I suggest you do a literature review on the subject but this was achieved back in 1993 (if I remember correctly) so there will be thousands of articles.
This is quite a scientific domain so just an algorithm will not solve it and you will needs numerous pre/post processing steps.
In brief, my suggestion is to use Hough transform to find lines and then try to look for rectangles that could create acceptable aspect ratio.
Harris feature detection could provide important edges but if the car is light-coloured this will not work.
If you have a lot of samples, you could try to check face detection method developed by Paul Viola and Michael Jones. It's good for face detection, maybe it'll do fine with license plate detection (especially if combined with some other method)
I recently joined a project where I need to get some vehicle based computer vision system. So what sort of special functionalities does a camera need, to be able to capture images while traveling at varying speeds ? for example how high a frame rate is required, and the exposure duration, shutter speed? Do you think that webcams(even if high end) will be able to achieve it ? The project requires the camera to be programmable in C# ...
Thank you very much in advance!
Unless video is capable of producing high quality low blur images, I would go with a camera with really fast shutterspeed, very short exposure duration, and for frame rate, following Seth's math, 44 centimeters is roughly a little more than a foot, which should be decent for calculations.
Reaction time for a human to respond to someone hitting the breaks in front of them is 1.5 seconds.
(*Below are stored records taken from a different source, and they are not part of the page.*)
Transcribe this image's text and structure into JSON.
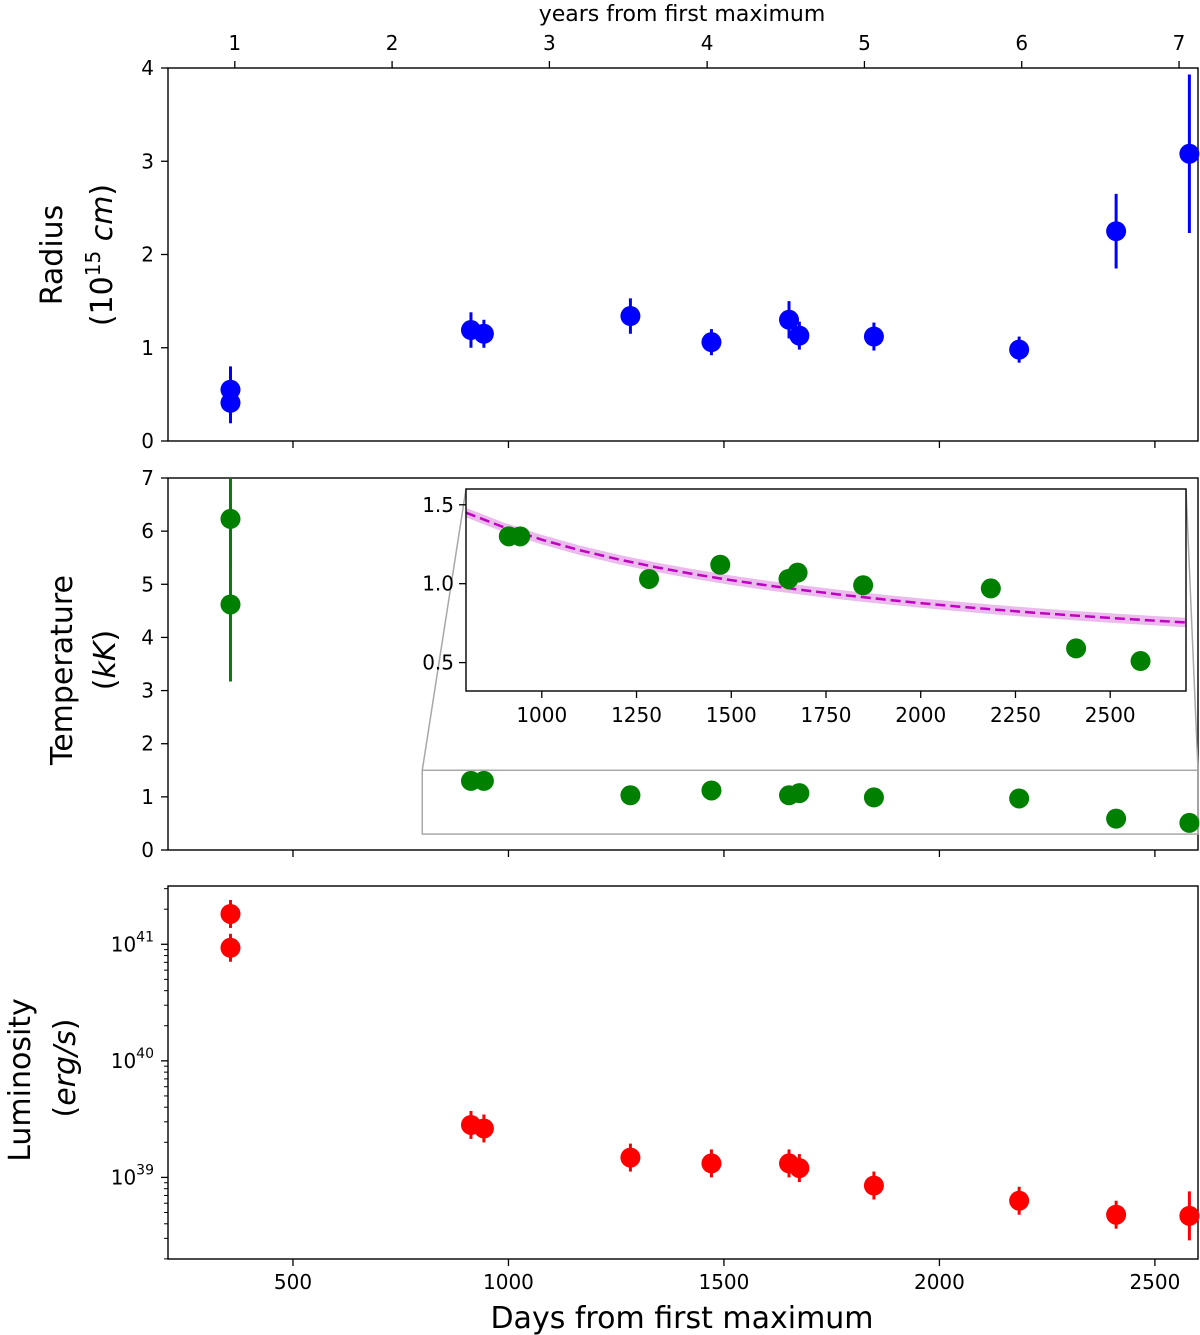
{
  "chart_data": [
    {
      "id": "radius",
      "type": "scatter",
      "ylabel_line1": "Radius",
      "ylabel_line2_prefix": "(10",
      "ylabel_line2_exp": "15",
      "ylabel_line2_unit": "cm",
      "ylabel_line2_suffix": ")",
      "ylim": [
        0,
        4
      ],
      "yticks": [
        0,
        1,
        2,
        3,
        4
      ],
      "ytick_labels": [
        "0",
        "1",
        "2",
        "3",
        "4"
      ],
      "color": "#0000ff",
      "points": [
        {
          "x": 355,
          "y": 0.55,
          "yerr": 0.25
        },
        {
          "x": 355,
          "y": 0.41,
          "yerr": 0.22
        },
        {
          "x": 913,
          "y": 1.19,
          "yerr": 0.19
        },
        {
          "x": 943,
          "y": 1.15,
          "yerr": 0.15
        },
        {
          "x": 1283,
          "y": 1.34,
          "yerr": 0.19
        },
        {
          "x": 1471,
          "y": 1.06,
          "yerr": 0.14
        },
        {
          "x": 1651,
          "y": 1.3,
          "yerr": 0.2
        },
        {
          "x": 1675,
          "y": 1.13,
          "yerr": 0.15
        },
        {
          "x": 1848,
          "y": 1.12,
          "yerr": 0.15
        },
        {
          "x": 2185,
          "y": 0.98,
          "yerr": 0.14
        },
        {
          "x": 2410,
          "y": 2.25,
          "yerr": 0.4
        },
        {
          "x": 2580,
          "y": 3.08,
          "yerr": 0.85
        }
      ]
    },
    {
      "id": "temperature",
      "type": "scatter",
      "ylabel_line1": "Temperature",
      "ylabel_line2_prefix": "(",
      "ylabel_line2_unit": "kK",
      "ylabel_line2_suffix": ")",
      "ylim": [
        0,
        7
      ],
      "yticks": [
        0,
        1,
        2,
        3,
        4,
        5,
        6,
        7
      ],
      "ytick_labels": [
        "0",
        "1",
        "2",
        "3",
        "4",
        "5",
        "6",
        "7"
      ],
      "color": "#008000",
      "points": [
        {
          "x": 355,
          "y": 6.23,
          "yerr": 0.9
        },
        {
          "x": 355,
          "y": 4.62,
          "yerr": 1.45
        },
        {
          "x": 913,
          "y": 1.3,
          "yerr": 0
        },
        {
          "x": 943,
          "y": 1.3,
          "yerr": 0
        },
        {
          "x": 1283,
          "y": 1.03,
          "yerr": 0
        },
        {
          "x": 1471,
          "y": 1.12,
          "yerr": 0
        },
        {
          "x": 1651,
          "y": 1.03,
          "yerr": 0
        },
        {
          "x": 1675,
          "y": 1.07,
          "yerr": 0
        },
        {
          "x": 1848,
          "y": 0.99,
          "yerr": 0
        },
        {
          "x": 2185,
          "y": 0.97,
          "yerr": 0
        },
        {
          "x": 2410,
          "y": 0.59,
          "yerr": 0
        },
        {
          "x": 2580,
          "y": 0.51,
          "yerr": 0
        }
      ],
      "zoom_region": {
        "xlim": [
          800,
          2700
        ],
        "ylim": [
          0.3,
          1.5
        ]
      },
      "inset": {
        "xlim": [
          800,
          2700
        ],
        "ylim": [
          0.32,
          1.6
        ],
        "xticks": [
          1000,
          1250,
          1500,
          1750,
          2000,
          2250,
          2500
        ],
        "xtick_labels": [
          "1000",
          "1250",
          "1500",
          "1750",
          "2000",
          "2250",
          "2500"
        ],
        "yticks": [
          0.5,
          1.0,
          1.5
        ],
        "ytick_labels": [
          "0.5",
          "1.0",
          "1.5"
        ],
        "fit_color": "#c000c0",
        "fit_band_color": "#e8b4ea",
        "fit_curve": [
          {
            "x": 800,
            "y": 1.45
          },
          {
            "x": 900,
            "y": 1.357
          },
          {
            "x": 1000,
            "y": 1.279
          },
          {
            "x": 1100,
            "y": 1.212
          },
          {
            "x": 1200,
            "y": 1.155
          },
          {
            "x": 1300,
            "y": 1.105
          },
          {
            "x": 1400,
            "y": 1.061
          },
          {
            "x": 1500,
            "y": 1.022
          },
          {
            "x": 1600,
            "y": 0.987
          },
          {
            "x": 1700,
            "y": 0.956
          },
          {
            "x": 1800,
            "y": 0.927
          },
          {
            "x": 1900,
            "y": 0.901
          },
          {
            "x": 2000,
            "y": 0.877
          },
          {
            "x": 2100,
            "y": 0.855
          },
          {
            "x": 2200,
            "y": 0.835
          },
          {
            "x": 2300,
            "y": 0.816
          },
          {
            "x": 2400,
            "y": 0.799
          },
          {
            "x": 2500,
            "y": 0.783
          },
          {
            "x": 2600,
            "y": 0.768
          },
          {
            "x": 2700,
            "y": 0.754
          }
        ],
        "fit_band_halfwidth": 0.03
      }
    },
    {
      "id": "luminosity",
      "type": "scatter",
      "yscale": "log",
      "ylabel_line1": "Luminosity",
      "ylabel_line2_prefix": "(",
      "ylabel_line2_unit": "erg/s",
      "ylabel_line2_suffix": ")",
      "ylim_log10": [
        38.3,
        41.5
      ],
      "yticks_exp": [
        39,
        40,
        41
      ],
      "ytick_base": "10",
      "ytick_exps": [
        "39",
        "40",
        "41"
      ],
      "color": "#ff0000",
      "points": [
        {
          "x": 355,
          "y_log10": 41.26,
          "err_log10": 0.12
        },
        {
          "x": 355,
          "y_log10": 40.97,
          "err_log10": 0.12
        },
        {
          "x": 913,
          "y_log10": 39.45,
          "err_log10": 0.12
        },
        {
          "x": 943,
          "y_log10": 39.42,
          "err_log10": 0.12
        },
        {
          "x": 1283,
          "y_log10": 39.17,
          "err_log10": 0.12
        },
        {
          "x": 1471,
          "y_log10": 39.12,
          "err_log10": 0.12
        },
        {
          "x": 1651,
          "y_log10": 39.12,
          "err_log10": 0.12
        },
        {
          "x": 1675,
          "y_log10": 39.08,
          "err_log10": 0.12
        },
        {
          "x": 1848,
          "y_log10": 38.93,
          "err_log10": 0.12
        },
        {
          "x": 2185,
          "y_log10": 38.8,
          "err_log10": 0.12
        },
        {
          "x": 2410,
          "y_log10": 38.68,
          "err_log10": 0.12
        },
        {
          "x": 2580,
          "y_log10": 38.67,
          "err_log10": 0.21
        }
      ]
    }
  ],
  "shared_x": {
    "xlim": [
      210,
      2600
    ],
    "xlabel": "Days from first maximum",
    "xticks": [
      500,
      1000,
      1500,
      2000,
      2500
    ],
    "xtick_labels": [
      "500",
      "1000",
      "1500",
      "2000",
      "2500"
    ]
  },
  "top_axis": {
    "title": "years from first maximum",
    "ticks_days": [
      365,
      730,
      1095,
      1461,
      1826,
      2191,
      2556
    ],
    "tick_labels": [
      "1",
      "2",
      "3",
      "4",
      "5",
      "6",
      "7"
    ]
  }
}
If you can determine they hit their break light within 1/30th of a second, and it takes you 1 second to calculate and apply breaks, you already beat a human in reaction time.
How fast your shutter speed needs to be, is based on how fast you're vehicle is moving. Shutter speed reduces motion blur for a more accurate picture to analyze.
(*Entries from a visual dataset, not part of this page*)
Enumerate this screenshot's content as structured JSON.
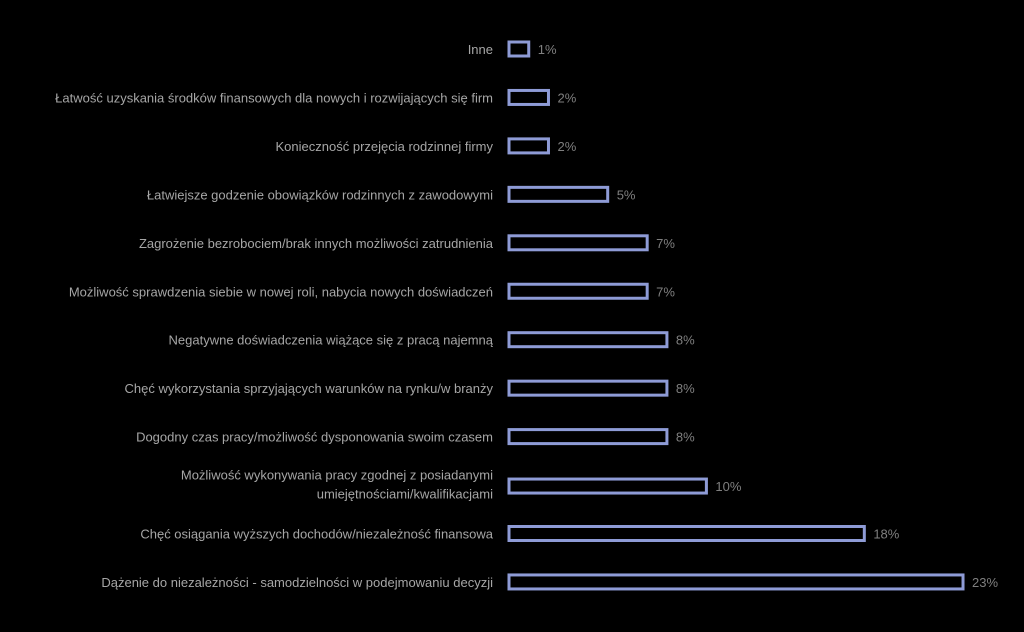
{
  "chart_data": {
    "type": "bar",
    "orientation": "horizontal",
    "categories": [
      "Inne",
      "Łatwość uzyskania środków finansowych dla nowych i rozwijających się firm",
      "Konieczność przejęcia rodzinnej firmy",
      "Łatwiejsze godzenie obowiązków rodzinnych z zawodowymi",
      "Zagrożenie bezrobociem/brak innych możliwości zatrudnienia",
      "Możliwość sprawdzenia siebie w nowej roli, nabycia nowych doświadczeń",
      "Negatywne doświadczenia wiążące się z pracą najemną",
      "Chęć wykorzystania sprzyjających warunków na rynku/w branży",
      "Dogodny czas pracy/możliwość dysponowania swoim czasem",
      "Możliwość wykonywania pracy zgodnej z posiadanymi umiejętnościami/kwalifikacjami",
      "Chęć osiągania wyższych dochodów/niezależność finansowa",
      "Dążenie do niezależności - samodzielności w podejmowaniu decyzji"
    ],
    "values": [
      1,
      2,
      2,
      5,
      7,
      7,
      8,
      8,
      8,
      10,
      18,
      23
    ],
    "value_labels": [
      "1%",
      "2%",
      "2%",
      "5%",
      "7%",
      "7%",
      "8%",
      "8%",
      "8%",
      "10%",
      "18%",
      "23%"
    ],
    "xlim": [
      0,
      23
    ],
    "title": "",
    "xlabel": "",
    "ylabel": "",
    "grid": false,
    "legend": "none",
    "colors": {
      "background": "#000000",
      "bar_outline": "#8e9bd6",
      "bar_fill": "#000000",
      "category_text": "#a6a6a6",
      "value_text": "#7f7f7f"
    }
  }
}
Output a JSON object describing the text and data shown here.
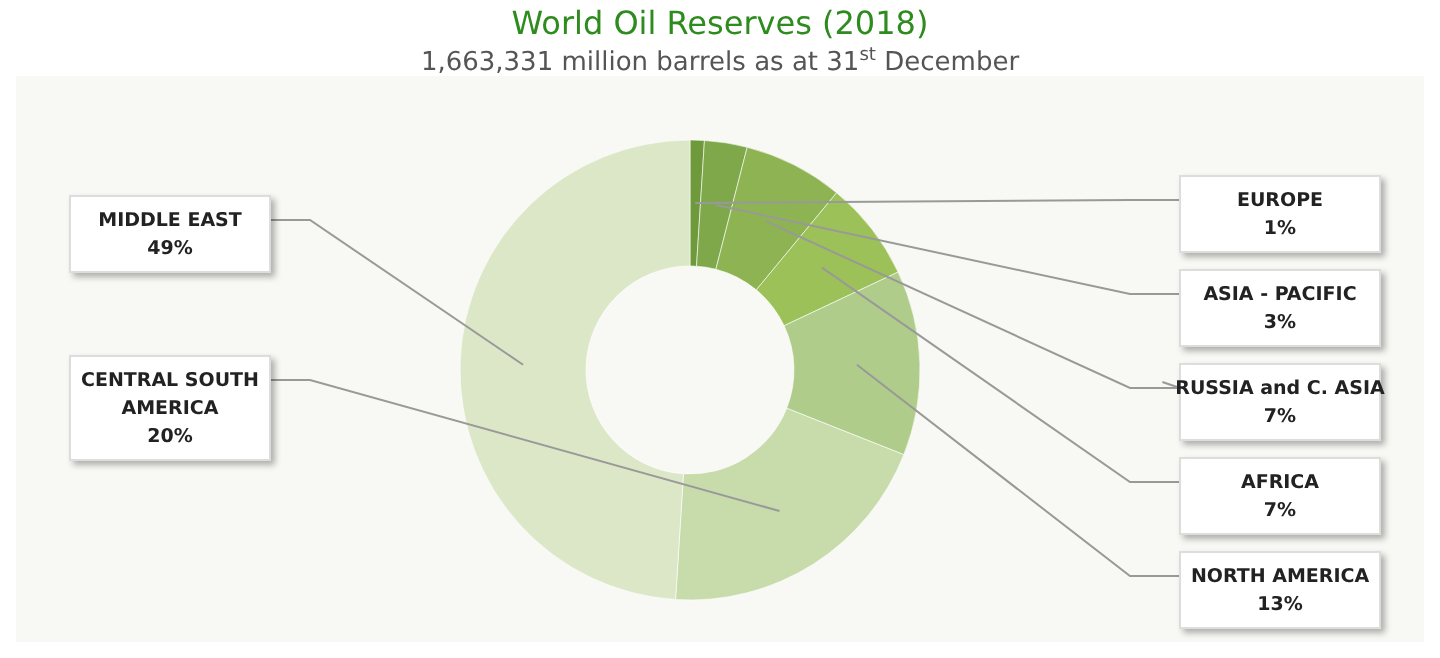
{
  "chart_data": {
    "type": "donut",
    "title": "World Oil Reserves (2018)",
    "subtitle": "1,663,331 million barrels as at 31$^{st}$ December",
    "categories": [
      "EUROPE",
      "ASIA - PACIFIC",
      "RUSSIA and C. ASIA",
      "AFRICA",
      "NORTH AMERICA",
      "CENTRAL SOUTH AMERICA",
      "MIDDLE EAST"
    ],
    "values": [
      1,
      3,
      7,
      7,
      13,
      20,
      49
    ],
    "value_labels": [
      "1%",
      "3%",
      "7%",
      "7%",
      "13%",
      "20%",
      "49%"
    ],
    "colors": [
      "#6e9a3c",
      "#7fa84a",
      "#8db353",
      "#9bc158",
      "#b0cc8a",
      "#c8dbab",
      "#dce7c8"
    ],
    "legend": false
  }
}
Try different speeds (if you can get a camera with this value configurable, might help).
I'm not sure that's an answerable question. It sounds like the sort of thing that the Darpa Grand Challenge hopes to determine :)
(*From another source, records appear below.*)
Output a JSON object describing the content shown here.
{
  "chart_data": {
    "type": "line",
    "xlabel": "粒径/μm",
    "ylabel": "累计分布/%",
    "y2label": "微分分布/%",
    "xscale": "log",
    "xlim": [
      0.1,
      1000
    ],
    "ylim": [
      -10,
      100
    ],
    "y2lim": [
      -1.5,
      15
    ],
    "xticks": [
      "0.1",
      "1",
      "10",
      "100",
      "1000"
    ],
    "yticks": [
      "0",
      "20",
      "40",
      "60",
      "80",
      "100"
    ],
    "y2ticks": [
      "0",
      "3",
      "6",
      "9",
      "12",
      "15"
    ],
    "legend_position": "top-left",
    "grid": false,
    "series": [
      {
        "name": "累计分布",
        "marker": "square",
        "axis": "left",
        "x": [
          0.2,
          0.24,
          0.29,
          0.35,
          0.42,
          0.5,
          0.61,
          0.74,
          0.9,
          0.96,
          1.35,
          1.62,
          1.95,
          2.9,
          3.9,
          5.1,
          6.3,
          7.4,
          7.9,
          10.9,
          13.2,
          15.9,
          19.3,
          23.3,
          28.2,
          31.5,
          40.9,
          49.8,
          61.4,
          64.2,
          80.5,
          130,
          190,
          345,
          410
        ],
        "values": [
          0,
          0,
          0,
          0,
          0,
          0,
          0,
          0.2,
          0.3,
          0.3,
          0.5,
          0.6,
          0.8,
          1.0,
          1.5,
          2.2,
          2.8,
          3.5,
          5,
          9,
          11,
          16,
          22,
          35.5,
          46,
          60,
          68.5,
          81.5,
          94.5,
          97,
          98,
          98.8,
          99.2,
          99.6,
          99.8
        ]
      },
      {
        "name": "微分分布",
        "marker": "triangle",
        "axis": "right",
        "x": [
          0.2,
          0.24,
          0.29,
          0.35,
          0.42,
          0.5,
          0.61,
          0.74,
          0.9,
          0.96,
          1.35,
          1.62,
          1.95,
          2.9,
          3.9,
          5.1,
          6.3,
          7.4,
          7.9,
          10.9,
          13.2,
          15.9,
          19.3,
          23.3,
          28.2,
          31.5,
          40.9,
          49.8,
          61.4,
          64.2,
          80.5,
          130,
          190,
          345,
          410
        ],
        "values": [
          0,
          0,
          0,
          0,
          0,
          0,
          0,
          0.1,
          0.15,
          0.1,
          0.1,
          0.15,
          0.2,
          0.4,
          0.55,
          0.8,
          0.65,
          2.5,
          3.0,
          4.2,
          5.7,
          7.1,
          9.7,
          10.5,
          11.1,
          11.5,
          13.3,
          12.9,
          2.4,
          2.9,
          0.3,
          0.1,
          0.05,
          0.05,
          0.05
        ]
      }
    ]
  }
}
With regard to frame rate: If you're vehicle is going 30 miles per hour, a 30 FPS web cam will capture one frame for every 44 centimeters the vehicle travels. Whether or not that's "enough" depends on what you're planning to do with the image.
Not sure about the out-of-the-box C# programability, but a specific web-cam style camera to consider would be the PS3 eye.
It was specially engineered for motion-capture and (as I understand it) is capable of higher-quality images a high framerates than the majority of the competition. Windows drivers are available for it, and that opens the door for creating a C# wrapper.
Here is the product page, note the 120fps upper-end spec (not sure that the Windows drivers run at this rate, but obviously the hardware is capable of it).
One Note on shutter speed... images taken at a high framerate in low-light will likely be underexposed and unusable. If you'll need this to work in varying light conditions then the framerate will likely either need to be fixed at the low-end of your acceptable range, or will need to self-adjust based on available light.
These guys: Mobileye - develop such commercial systems for lane departure warnings and vehicle and pedestrian detection.
If you go to the "Manufacturer Products->Development and Evaluation Platforms->Cameras"
You can see what they use as cameras and also for their processing platforms.
30 fps should be sufficient for the applications mentioned above.
If money isn't an issue, take a look at cameras from companies like Opeton and others. You can control every aspect of every image capture including: capture time, image size, ++.
My iPhone can take pictures out the side of a car that are fairly blur free... past 10-20 feet. Inside of that, things are simply moving too fast; the shutter speed would need to be higher to not blur that.
Start with a middle-of-the-road webcamera, and move up as necessary? A laptop and a ride in your car while capturing still images would probably give you an idea of how well it works.